By Carol Ladwig
Staff Reporter
There’s no changing your mind in cyberspace. Stefanie Thomas thinks anyone who posts online should keep that in mind.
In other words, once you post something on a social media site, it’s out there in the public eye for good. Or for bad.
“When you post a photo online, you’re giving up ownership of that photo,” Thomas told students at Mount Si High School last week as part of a PTSA-sponsored event. “You don’t know where that photo is being used, or in what context.”
Thomas, a victims’ advocate with the Seattle Police Department’s Internet Crimes group, spoke to students and adults throughout the day Monday, Nov. 8, about many of the big social media concerns related to juveniles, and received a very positive response from most who saw her.
“We feel that it was very successful,” said Mount Si Principal Randy Taylor, who scheduled Thomas’ presentation.
The school initiated the discussions after an upsetting incident last year with websites put up in memory of a Mount Si student who committed suicide, Taylor said.
“We felt that we needed to provide more training for our students, and our parents,” he said.
Thomas had given a similar presentation at a district middle school the previous year, and because of her background, Taylor wanted to bring her to the high school. She’s 25 years old, close to the students’ age, he noted, and she’s posed as a 14 year-old online to catch Internet predators. She’s as Web-literate as the students, and she uses technology to send the message, Taylor said.
Liz Piekarczyk, co-president of the Mount Si PTSA, thought students received the message better because it came from Thomas, who was more like a peer than a parent.
Her own children, Piekarczyk said are probably “less likely to believe me when I warn them about posting something, they’d think I overreact…” She feels that she lacks some credibility with her children, too, since her oldest daughter recently showed her how to change the privacy settings on her own FaceBook page.
Thomas covered cyber-bullying, FaceBook and sexting—sending sexually explicit or suggestive messages and photos online, with parents and students, but focused on different aspects of online safety for each group.
“With the kids, I think it’s about getting them to think ahead,” she said. “They can’t anticipate the future consequences of their actions, because the future seems so far away to them.”
The consequences range from emotional damage and lost reputations, all the way up to violent crimes and criminal charges.
“One in four kids are victimized online” Thomas said, and 30 percent of high school students have met in-person someone that they first met online. She shocked students and parents alike with the facts about sexting, that sending or possessing a photograph showing partial to full nudity of anyone under 18 years old is a felony, and those found guilty—even if the photograph is of themselves, their boyfriend or girlfriend—will have to register as sex offenders for the next 25 years.
To Piekarczyk, that’s overkill.
“Some of these kids who are sexting have absolutely no idea what they’re doing, and to have legal implications on top of the social implications… it’s like killing a fly with a hammer,” she said.

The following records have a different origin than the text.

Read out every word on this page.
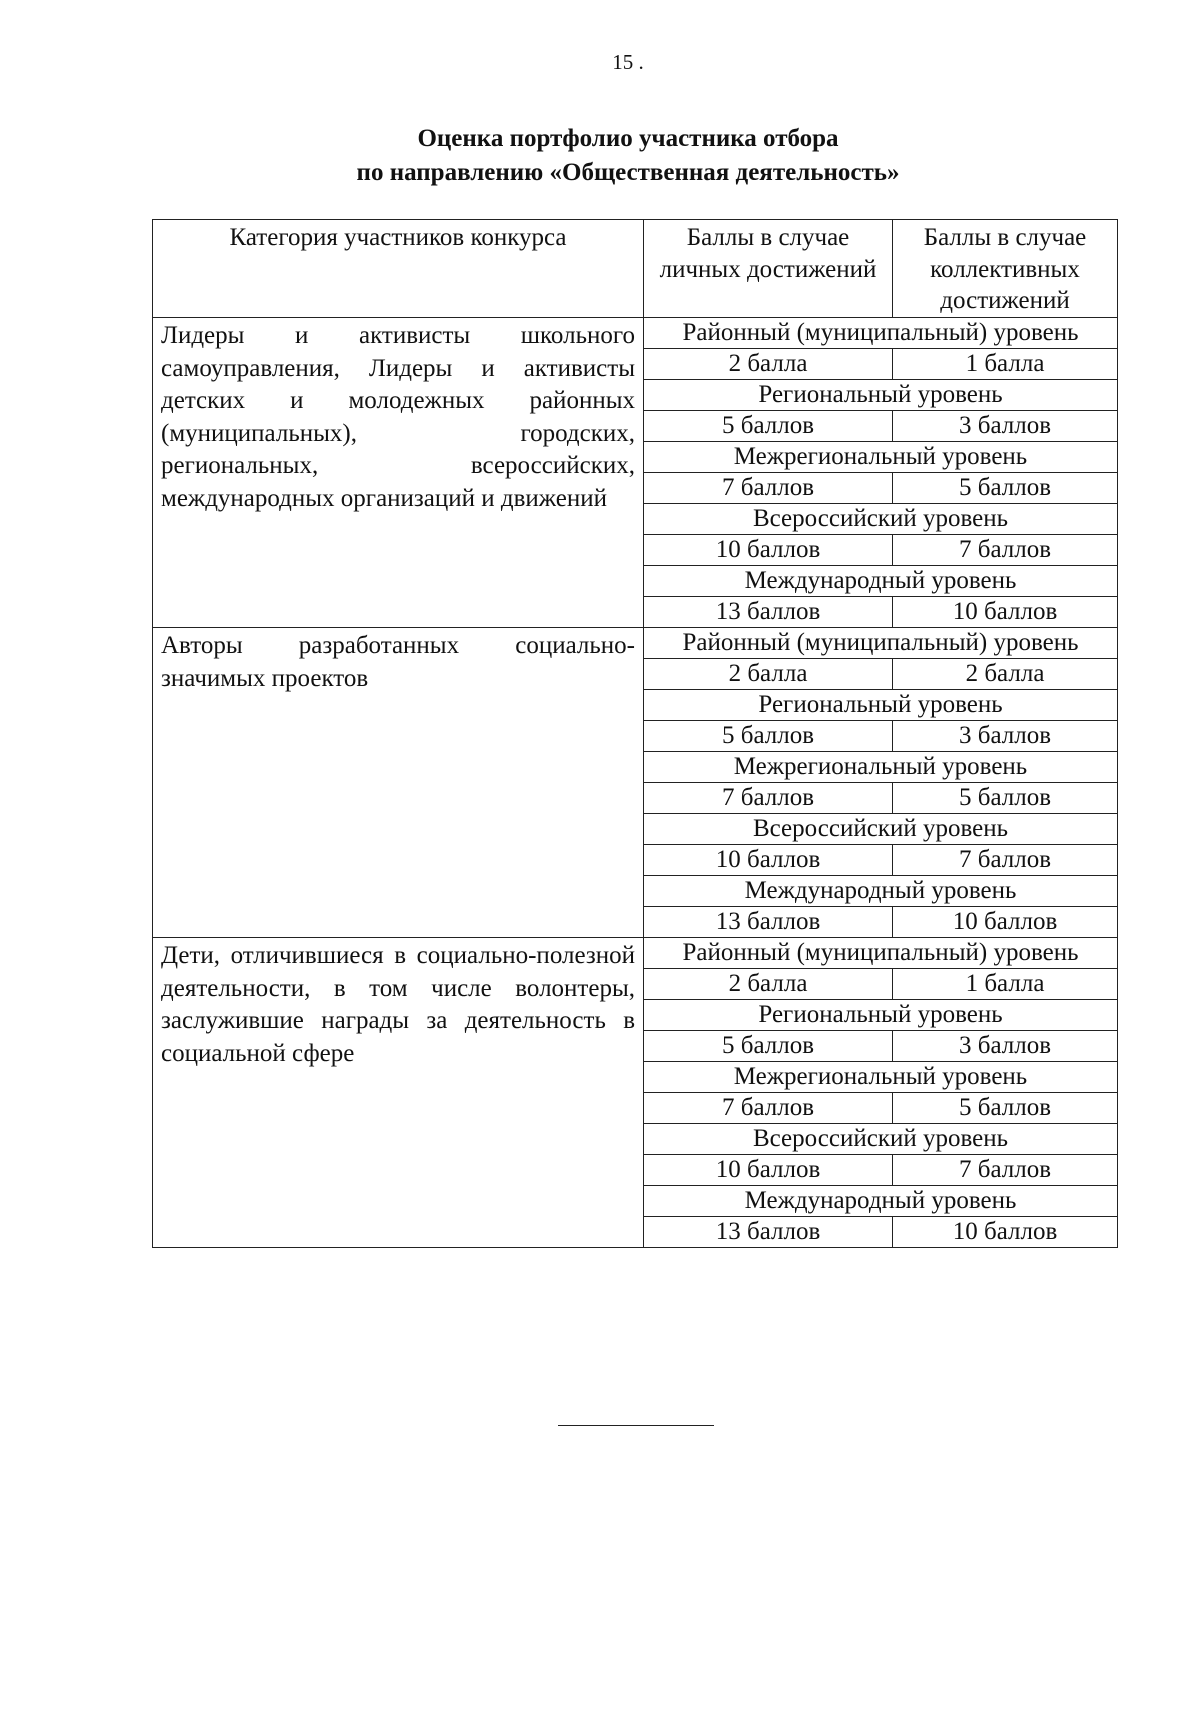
15 .
Оценка портфолио участника отбора
по направлению «Общественная деятельность»
Категория участников конкурса	Баллы в случае личных достижений	Баллы в случае коллективных достижений
Лидеры и активисты школьного самоуправления, Лидеры и активисты детских и молодежных районных (муниципальных), городских, региональных, всероссийских, международных организаций и движений	Районный (муниципальный) уровень	
	2 балла	1 балла
	Региональный уровень	
	5 баллов	3 баллов
	Межрегиональный уровень	
	7 баллов	5 баллов
	Всероссийский уровень	
	10 баллов	7 баллов
	Международный уровень	
	13 баллов	10 баллов
Авторы разработанных социально-значимых проектов	Районный (муниципальный) уровень	
	2 балла	2 балла
	Региональный уровень	
	5 баллов	3 баллов
	Межрегиональный уровень	
	7 баллов	5 баллов
	Всероссийский уровень	
	10 баллов	7 баллов
	Международный уровень	
	13 баллов	10 баллов
Дети, отличившиеся в социально-полезной деятельности, в том числе волонтеры, заслужившие награды за деятельность в социальной сфере	Районный (муниципальный) уровень	
	2 балла	1 балла
	Региональный уровень	
	5 баллов	3 баллов
	Межрегиональный уровень	
	7 баллов	5 баллов
	Всероссийский уровень	
	10 баллов	7 баллов
	Международный уровень	
	13 баллов	10 баллов
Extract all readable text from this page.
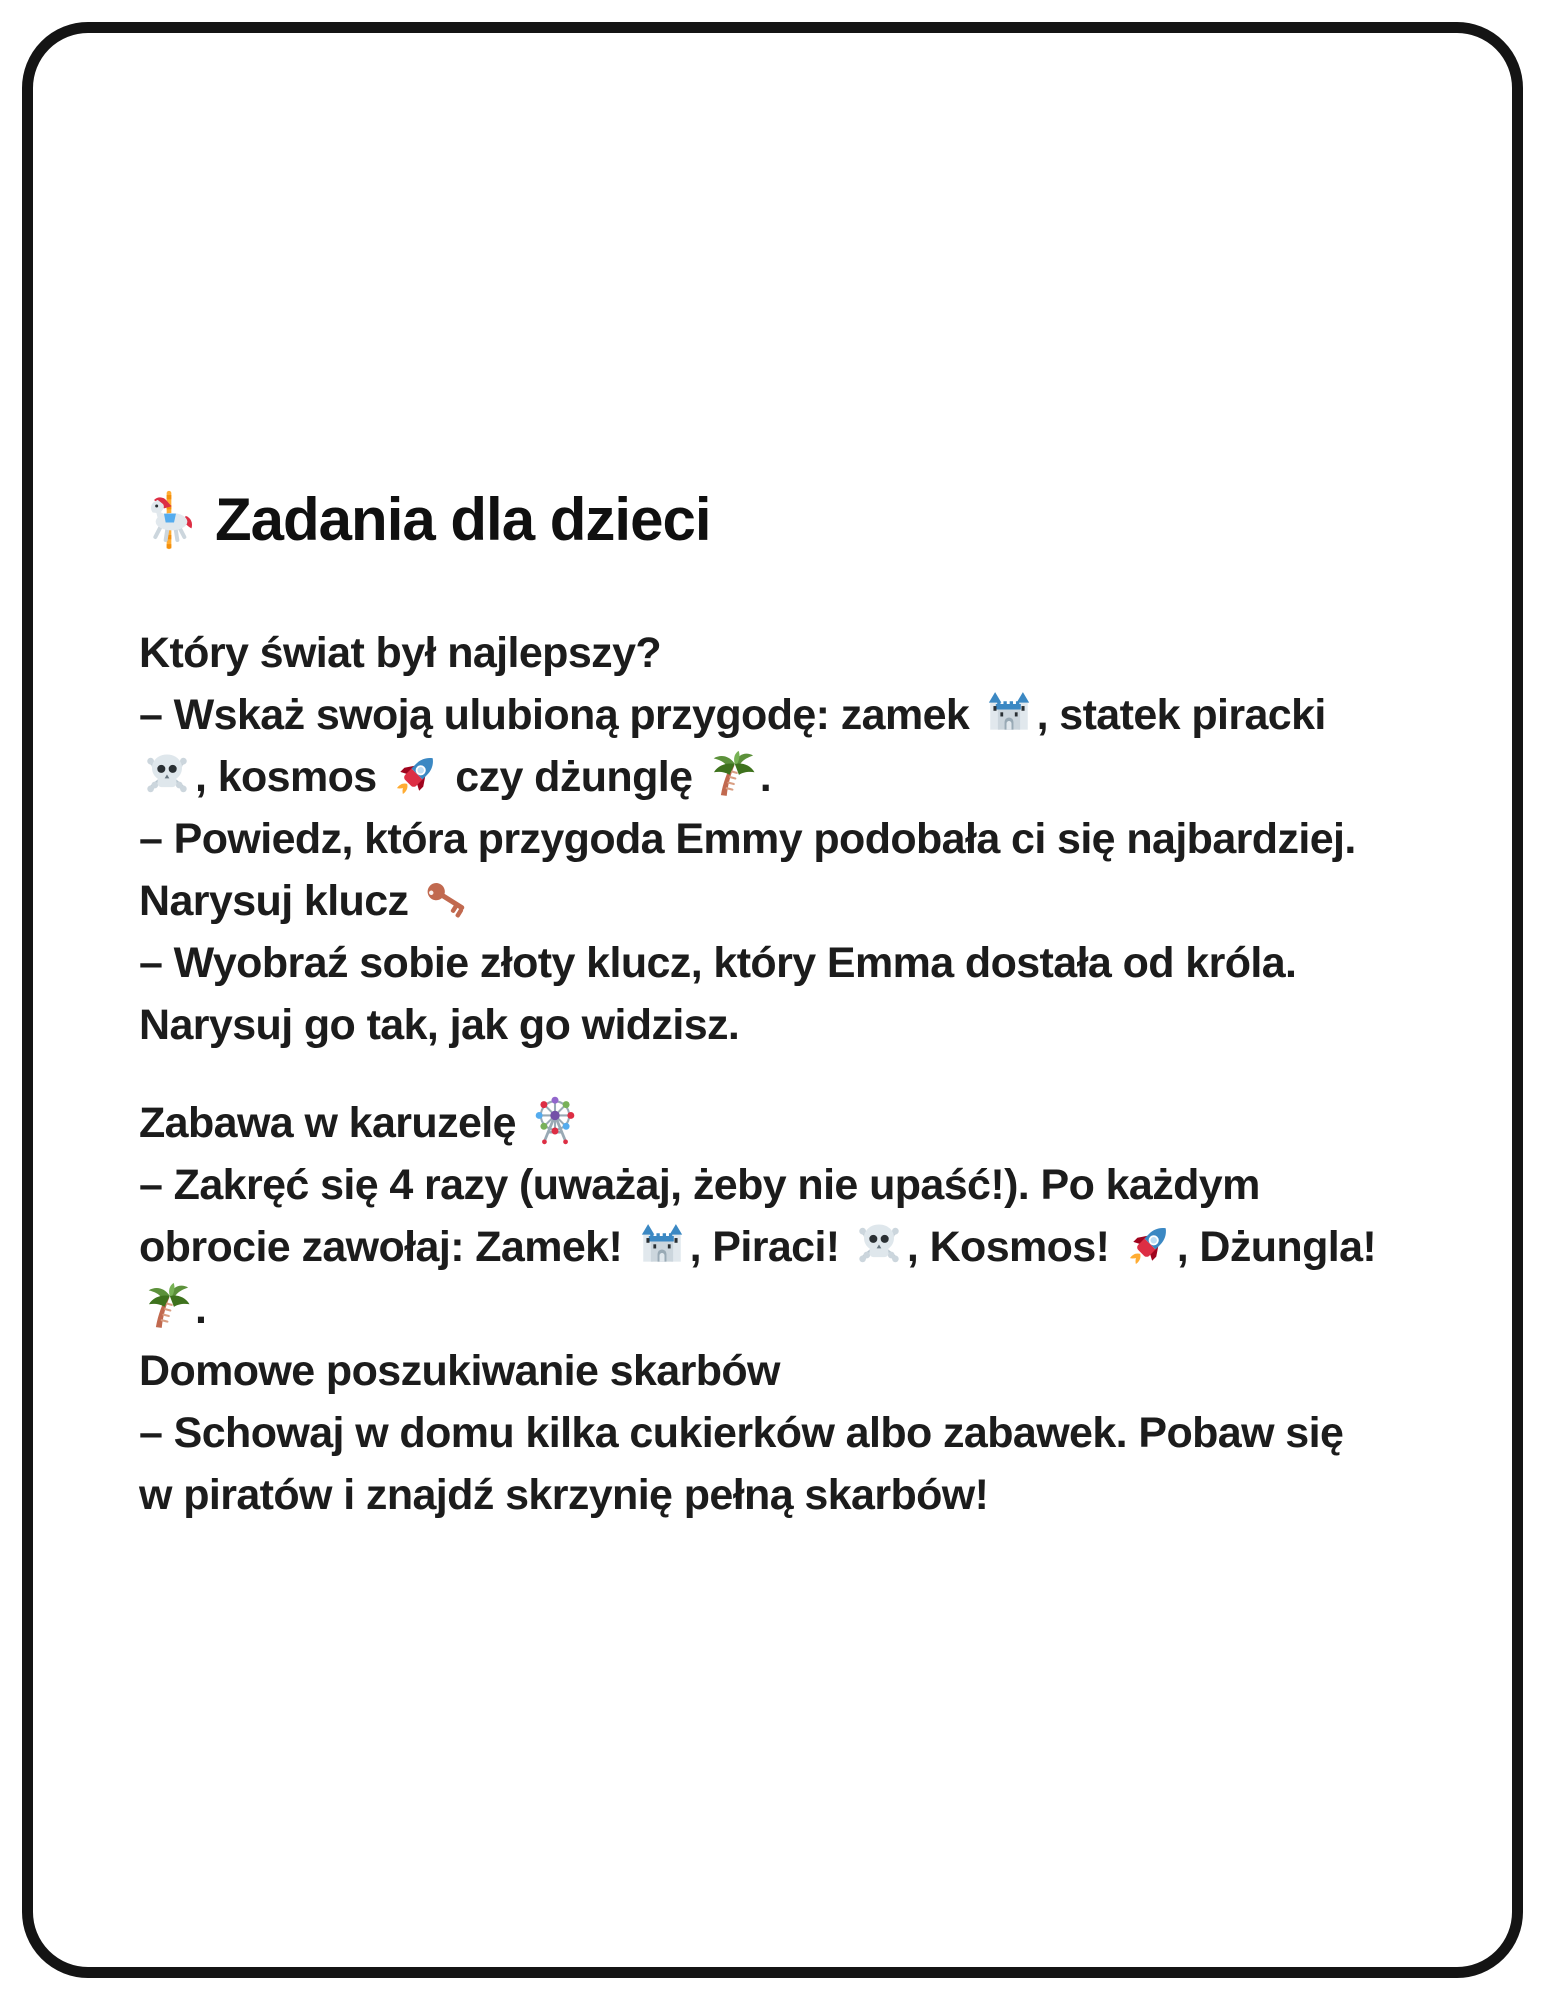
Zadania dla dzieci
Który świat był najlepszy?
– Wskaż swoją ulubioną przygodę: zamek , statek piracki
, kosmos  czy dżunglę .
– Powiedz, która przygoda Emmy podobała ci się najbardziej.
Narysuj klucz
– Wyobraź sobie złoty klucz, który Emma dostała od króla.
Narysuj go tak, jak go widzisz.
Zabawa w karuzelę
– Zakręć się 4 razy (uważaj, żeby nie upaść!). Po każdym
obrocie zawołaj: Zamek! , Piraci! , Kosmos! , Dżungla!
.
Domowe poszukiwanie skarbów
– Schowaj w domu kilka cukierków albo zabawek. Pobaw się
w piratów i znajdź skrzynię pełną skarbów!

Piekarczyk says she’s always paid attention to what her children do online, with parental controls and periodic browser history checks, but she became concerned about the safety issue after the incident with the student’s memorial website.
“That was ‘trolling,'” she said, “and I had no idea that there are people out there who look for sites to post things just to be mean.”
She was happy to help facilitate the presentations when Principal Taylor approached the PTSA about it. Although she hasn’t seen evidence of a problem in this community with cyber-bullying and the like, she suspects it could become a problem now, or soon. It surprised her that many parents didn’t know their children were involved in such activity, she said, adding that the list of signs Thomas gave them, such as changes in relationships, or being upset after getting off the Internet, were invaluable.
By the end of Thomas’ presentations, everyone had learned something. In one exercise, Thomas reviewed a person’s FaceBook website for potential risks. Then she asked how many students had FaceBooks sites.
“Most of them raised their hands,” she said. Next, she asked if anyone was willing to have their website reviewed in front of the group, she said, and “Every single hand went down.” Afterward, she heard many students comment on needing to update their FaceBook pages.
Principal Taylor described another scene, in which Thomas asked how many students had FaceBook pages (95 percent) and smart phones (80 percent).
“The message was pretty clear, that these kids are connected,” he said. So, going forward, Taylor said the school wants to offer this same training to each incoming freshman class.
In addition to her first tip, Thomas thinks all social media users, especially children, should remember these things:
• Nothing you post is ever anonymous.
• If you don’t know a FaceBook friend in real life, you don’t know them.
• Always think about your reputation before you post something.
• And finally, “The Internet is a public space, so you better assume that the public is seeing it.”